Con el discurso y “sistema de aseguramiento de la calidad” se enmascara lo particular, local, disperso y discontinuo que vertebra lo humano de las universidades y colegios, se refuerzan los mecanismos de vigilancia y control, proliferan medidas preventivas, cautelares y sancionatorias. Es un precio alto para la sociedad en general en el afán de asegurar y controlar de un modo artificial lo que debería darse de un modo natural y menos excluyente y desigual para todos.

El caso de Chile no es menos dramático que el colombiano. También encontramos efectos de la invasión de la lógica del mercado sobre lo educativo, tal como lo advierte el pensador francés Christian Laval. Él, refiriéndose a la educación y, particularmente, a los nefastos efectos que conlleva subsumir ésta a la lógica administrativa, comenta: “la escuela y la universidad deben convertirse en cuasi empresas que funcionen según el propio modelo de las marcas privadas y se sometan a la exigencia del máximo rendimiento” (Laval, 2004: 42).

El agobiante endeudamiento de las familias chilenas en su lucha por el acceso a una educación que se supone de calidad. El también esfuerzo por parte de las universidades que tienen que ajustarse a estándares y condiciones de calidad que terminan por convertirlas en lo que sospechosamente desvela el adagio “dime de qué presumes y te diré de qué careces”.

Los encomiables propósitos de promover la investigación, la capacitación y cualificación de los maestros, la mejora en la cobertura educativa, la equidad en el acceso y la oportunidad real de educarse naufragarán siempre si no se ve a la educación como un proceso y sí como un producto inmediato.

La escuela y la educación no son una empresa, y la calidad es un concepto tan equívoco y tan escaso en la realidad educativa de Chile, de Colombia y de tantos otros países hermanos que hay que pensarlo con detenimiento. Lo importante es que la calidad no puede darse como algo dado y evidente.

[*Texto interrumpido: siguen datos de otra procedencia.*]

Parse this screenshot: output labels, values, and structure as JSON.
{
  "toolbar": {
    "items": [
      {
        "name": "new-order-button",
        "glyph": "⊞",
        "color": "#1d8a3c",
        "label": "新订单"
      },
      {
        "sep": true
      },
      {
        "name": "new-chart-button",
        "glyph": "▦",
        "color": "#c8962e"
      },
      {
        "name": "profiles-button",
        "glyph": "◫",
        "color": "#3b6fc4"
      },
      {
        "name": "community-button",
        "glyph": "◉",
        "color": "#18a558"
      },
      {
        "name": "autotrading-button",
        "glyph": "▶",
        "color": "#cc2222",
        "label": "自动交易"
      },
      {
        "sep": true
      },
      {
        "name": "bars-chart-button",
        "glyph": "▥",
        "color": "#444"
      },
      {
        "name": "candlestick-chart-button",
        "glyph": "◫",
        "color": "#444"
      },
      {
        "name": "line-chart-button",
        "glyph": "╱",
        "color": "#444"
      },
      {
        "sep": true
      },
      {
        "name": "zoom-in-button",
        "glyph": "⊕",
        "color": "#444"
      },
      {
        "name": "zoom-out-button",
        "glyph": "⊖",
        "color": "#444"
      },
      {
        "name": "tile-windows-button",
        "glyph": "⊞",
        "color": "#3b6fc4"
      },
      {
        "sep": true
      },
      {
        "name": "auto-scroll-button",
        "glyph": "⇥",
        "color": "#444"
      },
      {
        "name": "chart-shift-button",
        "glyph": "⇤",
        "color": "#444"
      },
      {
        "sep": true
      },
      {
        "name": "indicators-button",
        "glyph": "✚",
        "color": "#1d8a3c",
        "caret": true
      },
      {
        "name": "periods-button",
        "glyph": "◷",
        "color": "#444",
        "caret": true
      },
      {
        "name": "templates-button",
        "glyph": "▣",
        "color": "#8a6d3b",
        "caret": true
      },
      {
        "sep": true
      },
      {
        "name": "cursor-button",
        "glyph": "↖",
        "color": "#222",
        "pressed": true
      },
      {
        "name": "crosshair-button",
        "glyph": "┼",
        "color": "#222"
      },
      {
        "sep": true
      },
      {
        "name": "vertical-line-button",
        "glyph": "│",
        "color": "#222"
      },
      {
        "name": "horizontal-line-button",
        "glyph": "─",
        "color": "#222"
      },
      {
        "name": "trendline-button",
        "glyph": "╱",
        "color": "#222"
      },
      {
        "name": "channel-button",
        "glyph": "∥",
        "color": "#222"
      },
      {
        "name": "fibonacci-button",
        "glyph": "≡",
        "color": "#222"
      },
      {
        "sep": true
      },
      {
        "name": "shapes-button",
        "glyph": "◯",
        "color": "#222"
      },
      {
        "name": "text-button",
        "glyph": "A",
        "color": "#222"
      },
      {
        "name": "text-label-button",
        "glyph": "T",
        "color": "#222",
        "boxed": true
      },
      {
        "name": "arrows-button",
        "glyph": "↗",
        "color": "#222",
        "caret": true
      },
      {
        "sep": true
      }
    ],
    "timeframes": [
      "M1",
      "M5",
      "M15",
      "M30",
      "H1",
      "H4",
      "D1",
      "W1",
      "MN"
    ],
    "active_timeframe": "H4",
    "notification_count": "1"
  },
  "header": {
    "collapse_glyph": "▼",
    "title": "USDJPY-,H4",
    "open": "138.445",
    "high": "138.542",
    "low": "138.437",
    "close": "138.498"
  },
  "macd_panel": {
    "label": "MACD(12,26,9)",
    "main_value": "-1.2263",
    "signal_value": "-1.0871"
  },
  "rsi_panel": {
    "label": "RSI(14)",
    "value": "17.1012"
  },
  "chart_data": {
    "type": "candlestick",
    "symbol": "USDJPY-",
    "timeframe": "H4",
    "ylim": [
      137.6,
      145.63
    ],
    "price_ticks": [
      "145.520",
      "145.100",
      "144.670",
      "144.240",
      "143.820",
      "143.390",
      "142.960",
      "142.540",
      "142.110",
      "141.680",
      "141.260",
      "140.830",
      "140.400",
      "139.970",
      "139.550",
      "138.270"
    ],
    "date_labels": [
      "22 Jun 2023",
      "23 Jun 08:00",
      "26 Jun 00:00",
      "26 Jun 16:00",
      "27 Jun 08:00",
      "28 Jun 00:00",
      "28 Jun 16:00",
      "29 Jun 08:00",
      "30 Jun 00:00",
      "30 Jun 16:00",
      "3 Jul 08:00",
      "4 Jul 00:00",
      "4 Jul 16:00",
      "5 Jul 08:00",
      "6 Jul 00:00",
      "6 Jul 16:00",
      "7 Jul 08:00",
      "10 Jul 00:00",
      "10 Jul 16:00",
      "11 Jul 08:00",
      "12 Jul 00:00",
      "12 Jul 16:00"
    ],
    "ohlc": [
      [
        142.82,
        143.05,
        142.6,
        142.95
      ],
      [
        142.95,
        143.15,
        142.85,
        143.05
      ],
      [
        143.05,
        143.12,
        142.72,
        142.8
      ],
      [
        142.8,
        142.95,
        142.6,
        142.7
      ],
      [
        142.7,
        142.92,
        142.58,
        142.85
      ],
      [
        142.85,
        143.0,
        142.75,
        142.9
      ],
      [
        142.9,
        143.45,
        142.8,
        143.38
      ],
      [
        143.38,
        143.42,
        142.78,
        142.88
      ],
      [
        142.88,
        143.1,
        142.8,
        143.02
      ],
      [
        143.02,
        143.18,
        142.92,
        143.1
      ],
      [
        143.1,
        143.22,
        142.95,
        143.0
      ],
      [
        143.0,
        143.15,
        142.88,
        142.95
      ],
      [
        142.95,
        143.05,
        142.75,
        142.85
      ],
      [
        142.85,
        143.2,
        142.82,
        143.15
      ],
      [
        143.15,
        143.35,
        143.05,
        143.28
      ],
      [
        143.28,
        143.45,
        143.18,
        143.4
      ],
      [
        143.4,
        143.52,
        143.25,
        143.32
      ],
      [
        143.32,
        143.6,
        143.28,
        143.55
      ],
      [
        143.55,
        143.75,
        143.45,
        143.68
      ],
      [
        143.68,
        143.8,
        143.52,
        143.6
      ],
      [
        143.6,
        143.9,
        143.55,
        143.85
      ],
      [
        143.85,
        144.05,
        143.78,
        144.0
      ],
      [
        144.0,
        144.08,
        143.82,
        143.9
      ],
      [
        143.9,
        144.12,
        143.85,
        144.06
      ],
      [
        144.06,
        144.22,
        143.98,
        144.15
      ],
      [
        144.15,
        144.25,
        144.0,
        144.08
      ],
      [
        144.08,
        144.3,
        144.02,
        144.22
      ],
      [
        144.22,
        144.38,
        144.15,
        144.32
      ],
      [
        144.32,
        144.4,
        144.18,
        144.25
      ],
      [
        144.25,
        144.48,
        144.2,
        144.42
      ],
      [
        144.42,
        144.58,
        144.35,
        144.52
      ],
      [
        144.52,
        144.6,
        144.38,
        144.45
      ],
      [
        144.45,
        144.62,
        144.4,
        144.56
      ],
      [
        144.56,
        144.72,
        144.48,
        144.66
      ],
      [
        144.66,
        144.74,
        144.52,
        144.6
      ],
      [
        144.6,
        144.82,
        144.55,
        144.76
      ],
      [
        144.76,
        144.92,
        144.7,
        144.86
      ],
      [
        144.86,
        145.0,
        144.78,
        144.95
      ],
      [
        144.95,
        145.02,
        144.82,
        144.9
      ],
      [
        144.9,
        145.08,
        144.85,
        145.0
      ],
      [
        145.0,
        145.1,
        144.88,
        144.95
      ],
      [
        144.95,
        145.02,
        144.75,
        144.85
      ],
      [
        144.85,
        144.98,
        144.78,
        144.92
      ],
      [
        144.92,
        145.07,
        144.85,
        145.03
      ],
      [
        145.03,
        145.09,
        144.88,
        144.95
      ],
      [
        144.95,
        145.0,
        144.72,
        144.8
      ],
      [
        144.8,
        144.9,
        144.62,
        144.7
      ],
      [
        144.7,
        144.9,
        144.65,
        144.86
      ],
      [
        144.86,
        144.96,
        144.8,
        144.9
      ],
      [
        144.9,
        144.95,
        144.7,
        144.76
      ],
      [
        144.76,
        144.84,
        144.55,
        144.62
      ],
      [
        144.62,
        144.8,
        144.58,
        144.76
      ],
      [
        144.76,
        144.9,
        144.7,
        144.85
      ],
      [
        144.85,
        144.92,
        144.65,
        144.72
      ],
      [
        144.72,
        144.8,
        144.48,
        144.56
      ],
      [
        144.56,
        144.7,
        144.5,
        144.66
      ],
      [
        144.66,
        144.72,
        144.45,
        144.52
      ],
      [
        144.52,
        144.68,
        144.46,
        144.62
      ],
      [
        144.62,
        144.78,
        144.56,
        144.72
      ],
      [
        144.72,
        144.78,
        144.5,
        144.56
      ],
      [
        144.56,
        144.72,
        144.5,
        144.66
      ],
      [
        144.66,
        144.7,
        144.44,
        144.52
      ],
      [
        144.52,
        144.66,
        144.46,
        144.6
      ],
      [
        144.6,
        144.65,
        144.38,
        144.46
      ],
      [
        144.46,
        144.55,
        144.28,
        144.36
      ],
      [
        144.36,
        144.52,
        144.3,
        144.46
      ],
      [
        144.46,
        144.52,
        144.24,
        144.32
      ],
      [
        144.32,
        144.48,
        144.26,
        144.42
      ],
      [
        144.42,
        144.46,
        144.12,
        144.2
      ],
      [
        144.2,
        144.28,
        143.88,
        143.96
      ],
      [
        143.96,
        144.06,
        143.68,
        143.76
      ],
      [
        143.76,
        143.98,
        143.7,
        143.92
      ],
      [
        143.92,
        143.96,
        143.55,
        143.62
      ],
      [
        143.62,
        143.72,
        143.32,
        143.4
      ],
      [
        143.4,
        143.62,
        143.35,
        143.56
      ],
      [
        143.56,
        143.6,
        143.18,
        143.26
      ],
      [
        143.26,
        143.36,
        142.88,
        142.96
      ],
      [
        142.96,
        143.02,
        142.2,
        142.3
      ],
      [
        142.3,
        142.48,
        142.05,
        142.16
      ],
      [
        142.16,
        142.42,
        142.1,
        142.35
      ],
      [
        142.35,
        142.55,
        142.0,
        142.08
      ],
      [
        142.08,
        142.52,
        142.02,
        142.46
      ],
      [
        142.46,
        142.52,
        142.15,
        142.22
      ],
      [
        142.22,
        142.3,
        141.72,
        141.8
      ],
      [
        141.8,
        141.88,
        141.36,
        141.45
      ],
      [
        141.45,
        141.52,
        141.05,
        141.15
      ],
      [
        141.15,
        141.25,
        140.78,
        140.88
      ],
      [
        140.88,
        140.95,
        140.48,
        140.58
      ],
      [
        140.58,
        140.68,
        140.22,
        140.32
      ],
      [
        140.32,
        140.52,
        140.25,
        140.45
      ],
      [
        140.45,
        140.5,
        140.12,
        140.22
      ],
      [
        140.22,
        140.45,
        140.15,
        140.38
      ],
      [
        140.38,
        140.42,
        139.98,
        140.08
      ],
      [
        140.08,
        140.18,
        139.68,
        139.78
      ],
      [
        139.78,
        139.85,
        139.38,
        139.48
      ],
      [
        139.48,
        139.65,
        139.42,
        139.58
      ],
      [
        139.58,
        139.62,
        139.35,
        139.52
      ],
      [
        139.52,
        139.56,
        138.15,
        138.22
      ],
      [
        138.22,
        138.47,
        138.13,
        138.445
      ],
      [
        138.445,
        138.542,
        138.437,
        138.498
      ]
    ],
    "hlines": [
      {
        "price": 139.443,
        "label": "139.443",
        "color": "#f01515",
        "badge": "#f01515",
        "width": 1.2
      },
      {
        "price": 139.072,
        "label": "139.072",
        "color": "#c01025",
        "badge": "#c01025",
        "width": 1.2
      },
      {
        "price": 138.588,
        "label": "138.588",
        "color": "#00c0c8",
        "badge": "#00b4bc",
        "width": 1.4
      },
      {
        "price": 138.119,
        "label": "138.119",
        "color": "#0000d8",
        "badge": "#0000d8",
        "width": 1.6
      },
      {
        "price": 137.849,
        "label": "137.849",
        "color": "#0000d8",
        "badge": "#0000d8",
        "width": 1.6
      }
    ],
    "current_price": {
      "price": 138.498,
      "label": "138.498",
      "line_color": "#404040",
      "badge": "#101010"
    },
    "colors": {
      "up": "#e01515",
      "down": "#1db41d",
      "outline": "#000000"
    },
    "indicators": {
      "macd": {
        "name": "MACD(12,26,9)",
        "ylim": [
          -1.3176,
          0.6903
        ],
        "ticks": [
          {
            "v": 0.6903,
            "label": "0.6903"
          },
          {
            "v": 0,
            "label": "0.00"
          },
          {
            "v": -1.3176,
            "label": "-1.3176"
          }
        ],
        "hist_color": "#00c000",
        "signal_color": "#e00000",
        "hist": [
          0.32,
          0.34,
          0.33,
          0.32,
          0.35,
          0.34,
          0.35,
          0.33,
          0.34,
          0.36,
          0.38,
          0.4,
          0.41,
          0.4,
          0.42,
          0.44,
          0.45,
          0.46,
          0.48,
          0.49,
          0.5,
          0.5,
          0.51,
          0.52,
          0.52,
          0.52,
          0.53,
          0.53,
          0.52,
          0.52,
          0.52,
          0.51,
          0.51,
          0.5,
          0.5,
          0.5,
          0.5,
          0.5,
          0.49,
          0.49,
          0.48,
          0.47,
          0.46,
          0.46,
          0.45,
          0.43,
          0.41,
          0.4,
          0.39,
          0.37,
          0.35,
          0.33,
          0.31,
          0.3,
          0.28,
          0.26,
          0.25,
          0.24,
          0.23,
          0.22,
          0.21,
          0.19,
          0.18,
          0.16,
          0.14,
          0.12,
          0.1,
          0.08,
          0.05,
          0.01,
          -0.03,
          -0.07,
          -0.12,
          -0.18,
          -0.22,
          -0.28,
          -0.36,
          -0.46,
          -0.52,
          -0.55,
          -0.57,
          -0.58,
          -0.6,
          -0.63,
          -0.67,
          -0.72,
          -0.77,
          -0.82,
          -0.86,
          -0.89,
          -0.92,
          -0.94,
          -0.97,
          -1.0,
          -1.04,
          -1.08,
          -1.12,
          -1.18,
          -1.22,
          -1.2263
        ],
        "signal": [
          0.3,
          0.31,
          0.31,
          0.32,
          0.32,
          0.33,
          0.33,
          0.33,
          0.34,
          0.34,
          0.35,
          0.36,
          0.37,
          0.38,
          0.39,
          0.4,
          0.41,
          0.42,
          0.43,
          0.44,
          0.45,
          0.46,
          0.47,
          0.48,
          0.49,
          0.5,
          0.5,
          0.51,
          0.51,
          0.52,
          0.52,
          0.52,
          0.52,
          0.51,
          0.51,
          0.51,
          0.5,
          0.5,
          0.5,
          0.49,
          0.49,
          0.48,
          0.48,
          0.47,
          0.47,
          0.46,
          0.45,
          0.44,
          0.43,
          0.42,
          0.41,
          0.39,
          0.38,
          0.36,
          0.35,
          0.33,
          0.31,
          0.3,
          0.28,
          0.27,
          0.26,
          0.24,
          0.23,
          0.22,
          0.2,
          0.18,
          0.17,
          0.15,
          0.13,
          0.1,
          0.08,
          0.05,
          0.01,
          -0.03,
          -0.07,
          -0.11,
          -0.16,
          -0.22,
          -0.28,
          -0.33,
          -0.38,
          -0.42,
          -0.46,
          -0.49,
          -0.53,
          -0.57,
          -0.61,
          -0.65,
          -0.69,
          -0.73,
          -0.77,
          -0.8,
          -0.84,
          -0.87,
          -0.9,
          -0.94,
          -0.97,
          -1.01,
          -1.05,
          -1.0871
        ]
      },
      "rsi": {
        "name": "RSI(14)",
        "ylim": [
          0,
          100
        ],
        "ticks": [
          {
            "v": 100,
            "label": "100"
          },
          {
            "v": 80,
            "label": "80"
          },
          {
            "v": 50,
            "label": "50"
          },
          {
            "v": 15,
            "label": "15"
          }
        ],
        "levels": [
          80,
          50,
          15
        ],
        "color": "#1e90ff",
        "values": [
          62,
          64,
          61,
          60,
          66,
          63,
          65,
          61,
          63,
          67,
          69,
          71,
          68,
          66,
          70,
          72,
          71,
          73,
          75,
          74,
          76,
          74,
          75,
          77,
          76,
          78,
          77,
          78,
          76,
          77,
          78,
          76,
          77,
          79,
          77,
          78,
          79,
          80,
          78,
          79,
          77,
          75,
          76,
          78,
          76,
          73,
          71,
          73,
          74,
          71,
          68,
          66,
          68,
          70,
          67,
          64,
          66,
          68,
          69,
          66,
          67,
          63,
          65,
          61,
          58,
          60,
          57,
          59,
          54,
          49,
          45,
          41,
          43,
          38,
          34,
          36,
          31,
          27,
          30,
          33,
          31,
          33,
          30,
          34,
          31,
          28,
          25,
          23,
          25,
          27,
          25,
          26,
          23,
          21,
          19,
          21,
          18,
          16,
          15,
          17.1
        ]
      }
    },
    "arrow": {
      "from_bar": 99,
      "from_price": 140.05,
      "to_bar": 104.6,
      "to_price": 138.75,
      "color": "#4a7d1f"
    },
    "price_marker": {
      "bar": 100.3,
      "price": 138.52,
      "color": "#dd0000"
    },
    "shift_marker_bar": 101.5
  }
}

Hay que ver si calidad tiene que ver también con la calidad de vida de las personas, con la calidad del conocimiento en términos de aprender a ser críticos, con la calidad del trato entre maestro y alumno, con la calidad de seres humanos respetuosos de las diferencias y no como un simple rótulo que se llena de acuerdo al interés o estrategia política del momento.

(*) Magíster en Filosofía y en Estudios Políticos Investigador del Instituto Pensar de la Pontificia Universidad Javeriana, Bogotá.